Il est amusant que l'un des thèmes abordés par l'auteur soit la spoliation et la propriété : l'idée de ce roman n'est pas de
Jules Verne : il a acheté les droits au véritable auteur André Laurie (à qui il avait déjà acheté ceux des « Cinq cents millions de la Bégum »). Il s'est contenté de changer deux ou trois personnages secondaires et d'ajouter deux chapitres, en corrigeant ça et là la rédaction du roman. S'il n'y a pas eu spoliation et que tout reste dans la légalité (c'était une pratique courante à l'époque), le procédé est quelque peu contestable, le nom d'André Laurie ne figurant nulle part.
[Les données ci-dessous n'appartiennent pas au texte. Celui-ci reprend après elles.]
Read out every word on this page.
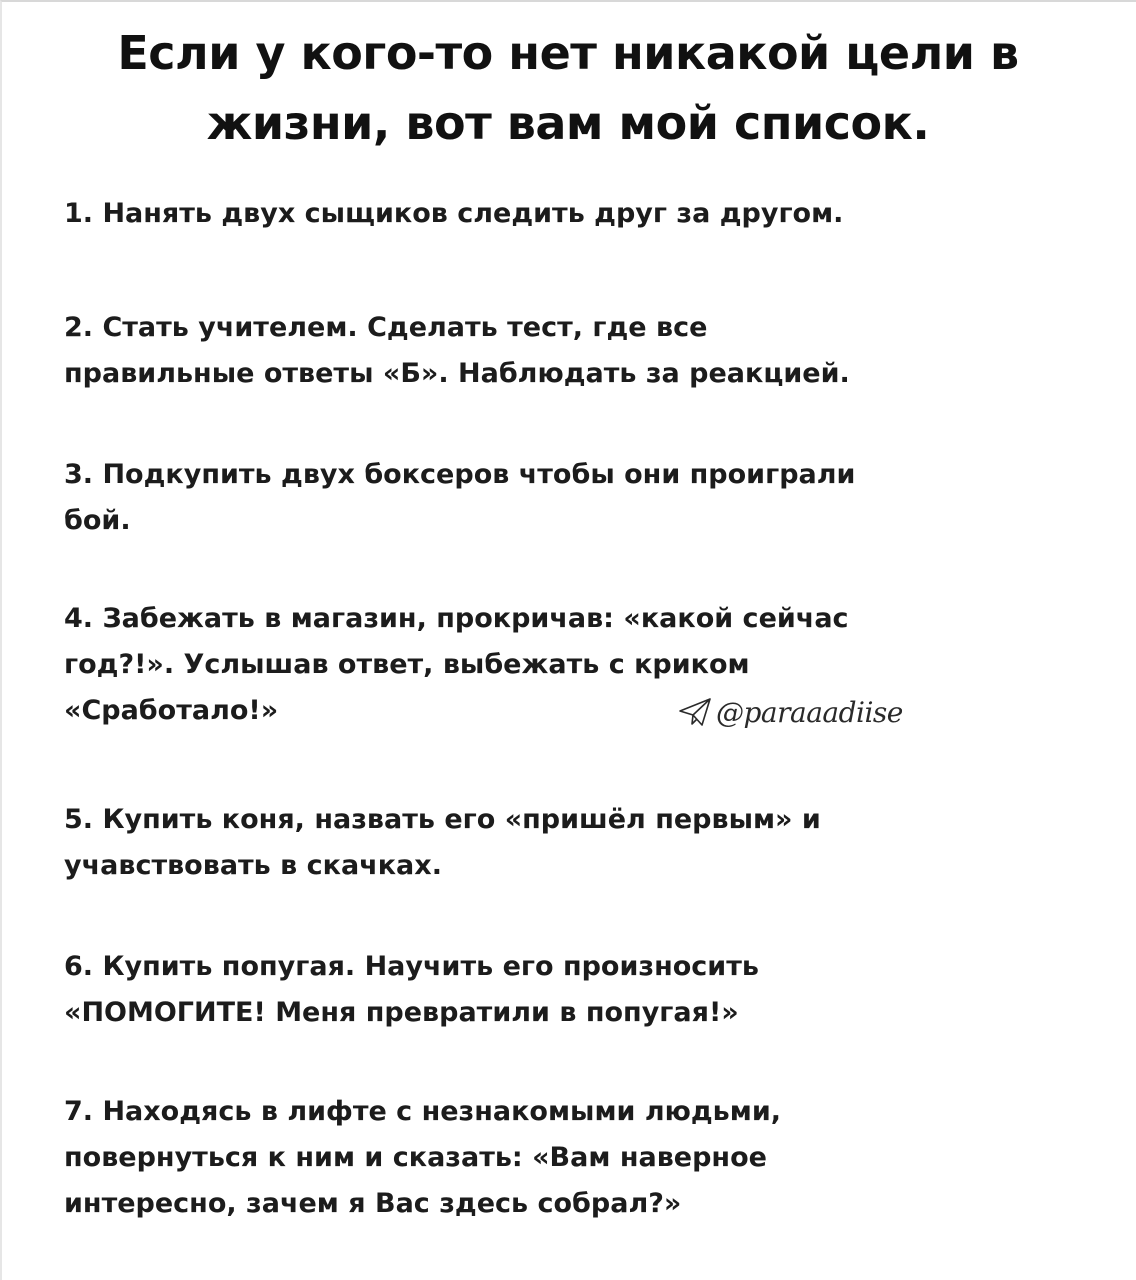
Если у кого-то нет никакой цели в
жизни, вот вам мой список.
1. Нанять двух сыщиков следить друг за другом.
2. Стать учителем. Сделать тест, где все
правильные ответы «Б». Наблюдать за реакцией.
3. Подкупить двух боксеров чтобы они проиграли
бой.
4. Забежать в магазин, прокричав: «какой сейчас
год?!». Услышав ответ, выбежать с криком
«Сработало!»
5. Купить коня, назвать его «пришёл первым» и
учавствовать в скачках.
6. Купить попугая. Научить его произносить
«ПОМОГИТЕ! Меня превратили в попугая!»
7. Находясь в лифте с незнакомыми людьми,
повернуться к ним и сказать: «Вам наверное
интересно, зачем я Вас здесь собрал?»
@paraaadiise
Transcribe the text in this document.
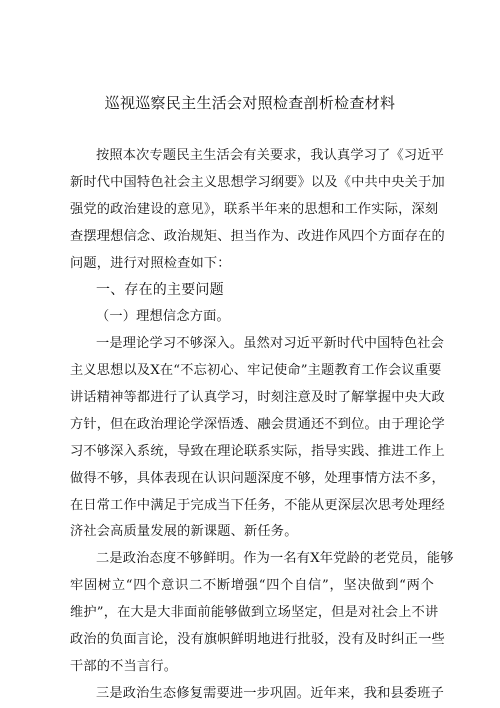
巡视巡察民主生活会对照检查剖析检查材料
按照本次专题民主生活会有关要求，我认真学习了《习近平
新时代中国特色社会主义思想学习纲要》以及《中共中央关于加
强党的政治建设的意见》，联系半年来的思想和工作实际，深刻
查摆理想信念、政治规矩、担当作为、改进作风四个方面存在的
问题，进行对照检查如下：
一、存在的主要问题
（一）理想信念方面。
一是理论学习不够深入。虽然对习近平新时代中国特色社会
主义思想以及X在“不忘初心、牢记使命”主题教育工作会议重要
讲话精神等都进行了认真学习，时刻注意及时了解掌握中央大政
方针，但在政治理论学深悟透、融会贯通还不到位。由于理论学
习不够深入系统，导致在理论联系实际，指导实践、推进工作上
做得不够，具体表现在认识问题深度不够，处理事情方法不多，
在日常工作中满足于完成当下任务，不能从更深层次思考处理经
济社会高质量发展的新课题、新任务。
二是政治态度不够鲜明。作为一名有X年党龄的老党员，能够
牢固树立“四个意识二不断增强“四个自信”，坚决做到“两个
维护”，在大是大非面前能够做到立场坚定，但是对社会上不讲
政治的负面言论，没有旗帜鲜明地进行批驳，没有及时纠正一些
干部的不当言行。
三是政治生态修复需要进一步巩固。近年来，我和县委班子
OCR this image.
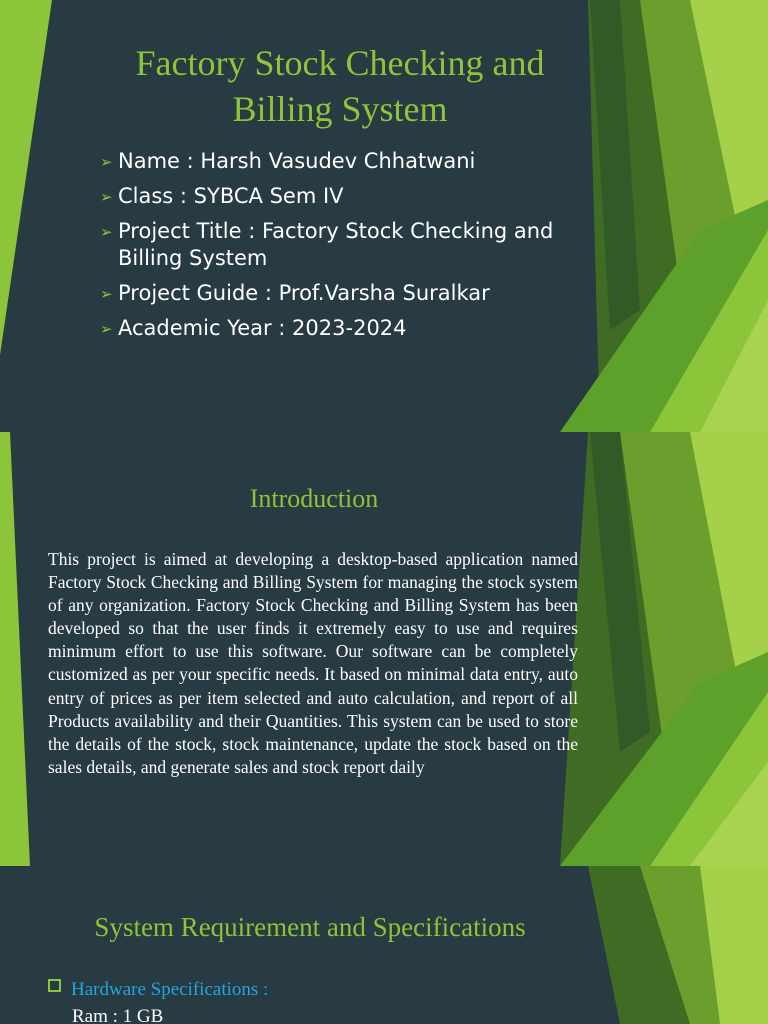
Factory Stock Checking and Billing System
➢ Name : Harsh Vasudev Chhatwani
➢ Class : SYBCA Sem IV
➢ Project Title : Factory Stock Checking and Billing System
➢ Project Guide : Prof.Varsha Suralkar
➢ Academic Year : 2023-2024
Introduction
This project is aimed at developing a desktop-based application named Factory Stock Checking and Billing System for managing the stock system of any organization. Factory Stock Checking and Billing System has been developed so that the user finds it extremely easy to use and requires minimum effort to use this software. Our software can be completely customized as per your specific needs. It based on minimal data entry, auto entry of prices as per item selected and auto calculation, and report of all Products availability and their Quantities. This system can be used to store the details of the stock, stock maintenance, update the stock based on the sales details, and generate sales and stock report daily
System Requirement and Specifications
Hardware Specifications :
Ram : 1 GB
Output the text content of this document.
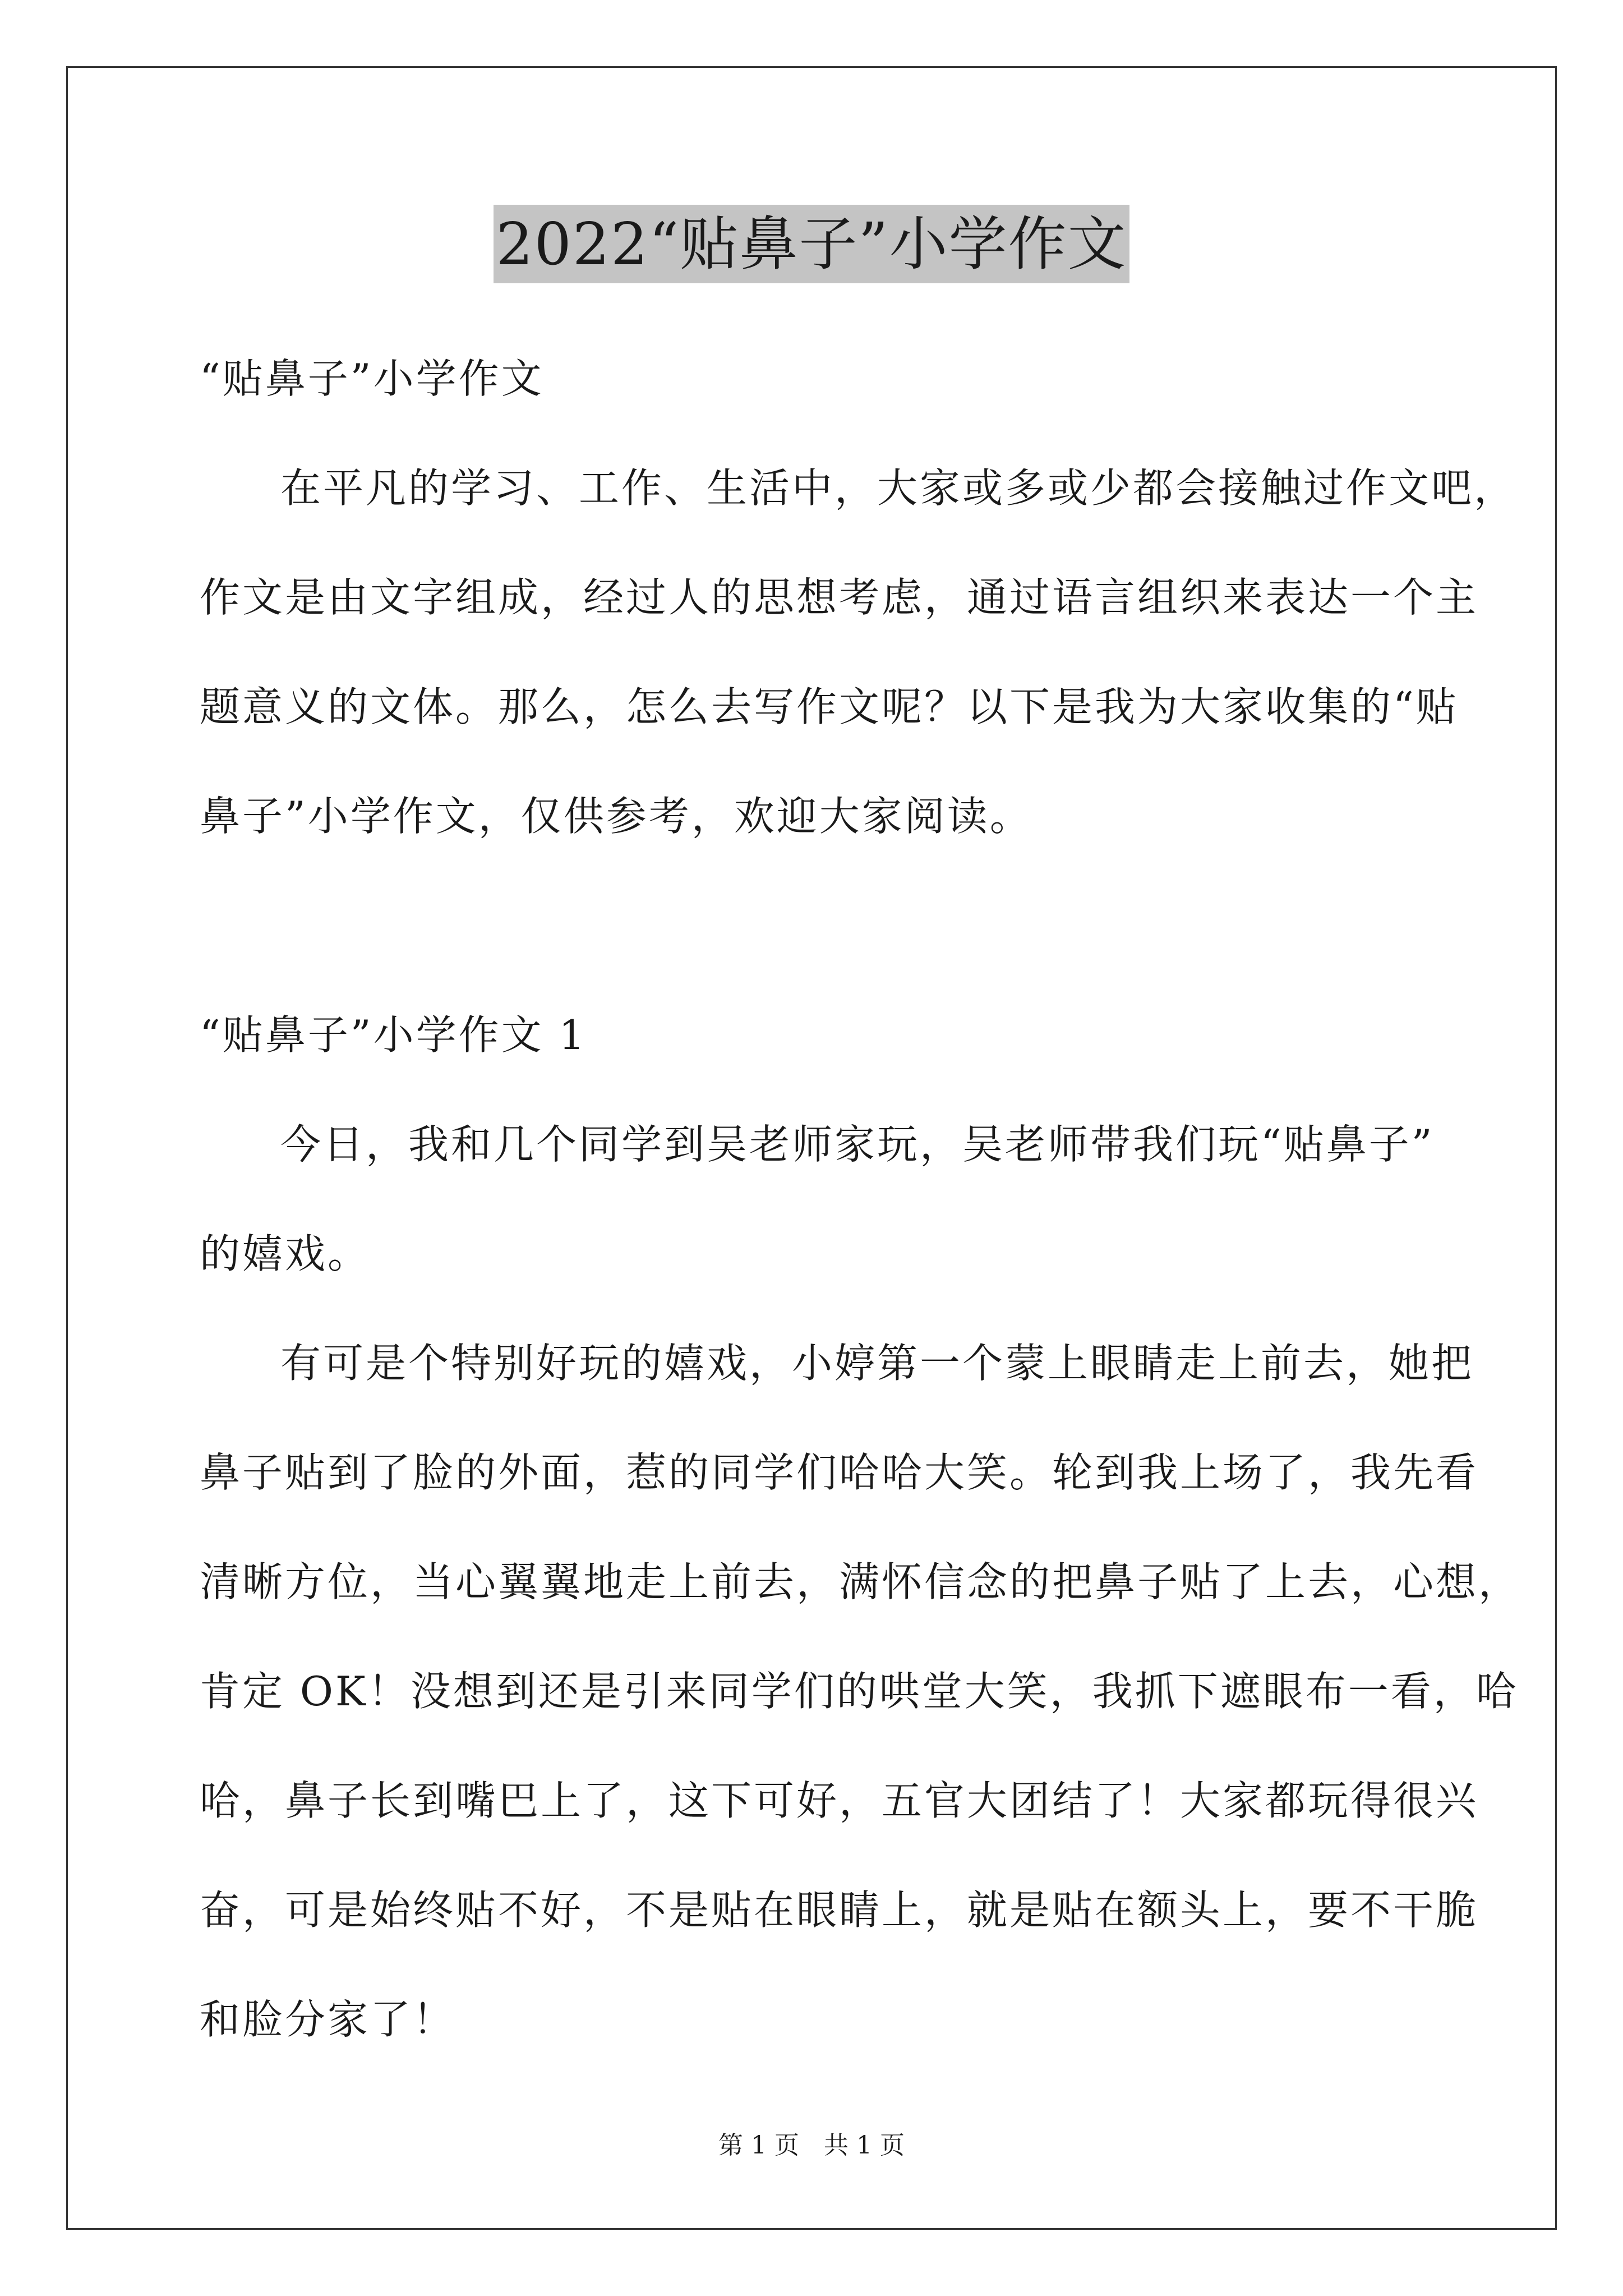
2022“贴鼻子”小学作文
“贴鼻子”小学作文
在平凡的学习、工作、生活中，大家或多或少都会接触过作文吧，
作文是由文字组成，经过人的思想考虑，通过语言组织来表达一个主
题意义的文体。那么，怎么去写作文呢？以下是我为大家收集的“贴
鼻子”小学作文，仅供参考，欢迎大家阅读。
“贴鼻子”小学作文 1
今日，我和几个同学到吴老师家玩，吴老师带我们玩“贴鼻子”
的嬉戏。
有可是个特别好玩的嬉戏，小婷第一个蒙上眼睛走上前去，她把
鼻子贴到了脸的外面，惹的同学们哈哈大笑。轮到我上场了，我先看
清晰方位，当心翼翼地走上前去，满怀信念的把鼻子贴了上去，心想，
肯定 OK！没想到还是引来同学们的哄堂大笑，我抓下遮眼布一看，哈
哈，鼻子长到嘴巴上了，这下可好，五官大团结了！大家都玩得很兴
奋，可是始终贴不好，不是贴在眼睛上，就是贴在额头上，要不干脆
和脸分家了！
第 1 页　共 1 页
Signalons par ailleurs qu'André Laurie a écrit un autre roman très « vernien », «
L'Epave du Cynthia » (1885), signé de son propre nom et accolé à celui de
Jules Verne, bien qu'il l'ait écrit seul, ce qui l'empêche de figurer dans les «
Voyages extraordinaires ».
De toute façon, que le roman soit signé
Jules Verne ou André Laurie, il reste un excellent roman de divertissement qui ne jure absolument pas avec le reste des «
Voyages extraordinaires »
Pour nous lecteurs du XXIème siècle, les résonnances politiques ne sont pas évidentes, mais en cette fin de XIXème siècle les rivalités entre Anglais et Hollandais (Boers) faisaient déjà l'actualité : une première guerre avait eu lieu en 1880-1881, une seconde plus meurtrière interviendra de 1899 à 1902. On remarquera avec malice que dans cette histoire, à la fin, c'est le Français qui gagne !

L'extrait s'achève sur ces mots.